Life Lesson no. 9: Trees, good.
Now that she’s a toddler, she can’t help but run around and pick up rocks, acorns and twigs and stuff them in her pockets.
Life Lesson no. 10: Always empty pockets before doing the laundry.
You can feel the weight of the city float up into the trees.
Life Lesson no. 11: Nature, good.
Another best kept secret is Nakameguro Koen, a series of vegetable, flower and herb gardens surrounding three lawns that are opened in rotation. It’s right next to the Meguro River between Meguro and Nakameguro. But you could easily walk right by it and not notice as I had done for years before deciding to take a shortcut home one day. (Note: There is no such thing as a shortcut in Tokyo.)
For kids, there’s a small playground, big restrooms, and even a community center for nature classes. Go past the gardens and there’s even yet another playground. But kids just need nature. My two-year-old spent almost an hour arranging twigs, stones and petals into an octopus robot.

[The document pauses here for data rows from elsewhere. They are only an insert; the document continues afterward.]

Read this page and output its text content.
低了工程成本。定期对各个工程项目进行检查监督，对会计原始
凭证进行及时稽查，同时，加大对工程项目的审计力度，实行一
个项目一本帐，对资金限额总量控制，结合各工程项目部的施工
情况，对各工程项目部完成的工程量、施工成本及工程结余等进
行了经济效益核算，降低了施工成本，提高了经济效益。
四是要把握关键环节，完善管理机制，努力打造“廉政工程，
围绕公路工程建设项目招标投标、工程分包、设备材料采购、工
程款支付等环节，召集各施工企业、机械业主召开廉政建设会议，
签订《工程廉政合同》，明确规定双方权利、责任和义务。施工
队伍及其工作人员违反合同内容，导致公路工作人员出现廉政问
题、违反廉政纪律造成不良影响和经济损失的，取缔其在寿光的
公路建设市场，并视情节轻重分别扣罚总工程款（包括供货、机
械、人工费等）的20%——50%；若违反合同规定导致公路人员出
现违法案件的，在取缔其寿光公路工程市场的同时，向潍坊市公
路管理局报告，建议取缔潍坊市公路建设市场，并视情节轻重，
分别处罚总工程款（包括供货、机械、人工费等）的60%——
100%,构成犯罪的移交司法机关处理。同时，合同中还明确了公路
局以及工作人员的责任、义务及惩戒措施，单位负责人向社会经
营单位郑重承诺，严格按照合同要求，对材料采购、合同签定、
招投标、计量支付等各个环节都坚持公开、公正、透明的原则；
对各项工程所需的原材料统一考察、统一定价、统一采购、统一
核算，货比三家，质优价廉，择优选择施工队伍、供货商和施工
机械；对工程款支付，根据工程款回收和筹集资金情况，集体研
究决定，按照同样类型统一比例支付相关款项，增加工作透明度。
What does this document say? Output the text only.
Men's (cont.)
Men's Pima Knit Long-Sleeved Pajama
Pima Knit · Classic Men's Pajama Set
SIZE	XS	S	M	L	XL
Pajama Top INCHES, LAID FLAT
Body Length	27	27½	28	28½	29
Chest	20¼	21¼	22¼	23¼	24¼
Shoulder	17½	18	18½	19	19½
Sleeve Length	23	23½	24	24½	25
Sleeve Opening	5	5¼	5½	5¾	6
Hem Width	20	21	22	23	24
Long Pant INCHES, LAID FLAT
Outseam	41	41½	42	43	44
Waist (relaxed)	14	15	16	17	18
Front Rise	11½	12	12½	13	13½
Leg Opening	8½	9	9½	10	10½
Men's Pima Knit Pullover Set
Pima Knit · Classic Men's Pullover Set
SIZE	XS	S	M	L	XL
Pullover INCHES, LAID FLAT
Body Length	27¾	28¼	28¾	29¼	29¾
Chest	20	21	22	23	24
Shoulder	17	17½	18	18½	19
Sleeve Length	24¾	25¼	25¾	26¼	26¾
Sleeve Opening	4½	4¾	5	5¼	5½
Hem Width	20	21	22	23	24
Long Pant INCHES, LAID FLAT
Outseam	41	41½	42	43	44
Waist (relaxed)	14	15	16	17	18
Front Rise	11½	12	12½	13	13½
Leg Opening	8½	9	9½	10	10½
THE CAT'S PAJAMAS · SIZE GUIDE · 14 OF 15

Life Lesson no. 12: Stop buying toys.
On our way back home, we discovered a tiny playground that had a fleet of abandoned tricycles. Moka was thrilled, and she tried to ride each one. The playground was near where we used to live. Somehow we had never run across it.
Life Lesson no. 13: Life is never fully discovered.
Finally, the view from home. Ever since we moved into our apartment last summer I’d been looking forward to this large cherry tree blossoming in the neighboring elementary school. The petals were already drifting down and whirling up past our windows. And the most important Life Lesson that cherry blossom season teaches us is to enjoy this fleeting life. Every moment of it.
One thought on “The Cherry Blossom Neighborhood Walk: 14 Life Lessons”
Thank you for this beautiful blog. I smiled all the way through it!! I love the life lessons. The photos and their accompanying insights made me feel so happy.
One of my favorite lines – “You can feel the weight of the city float up into the trees.”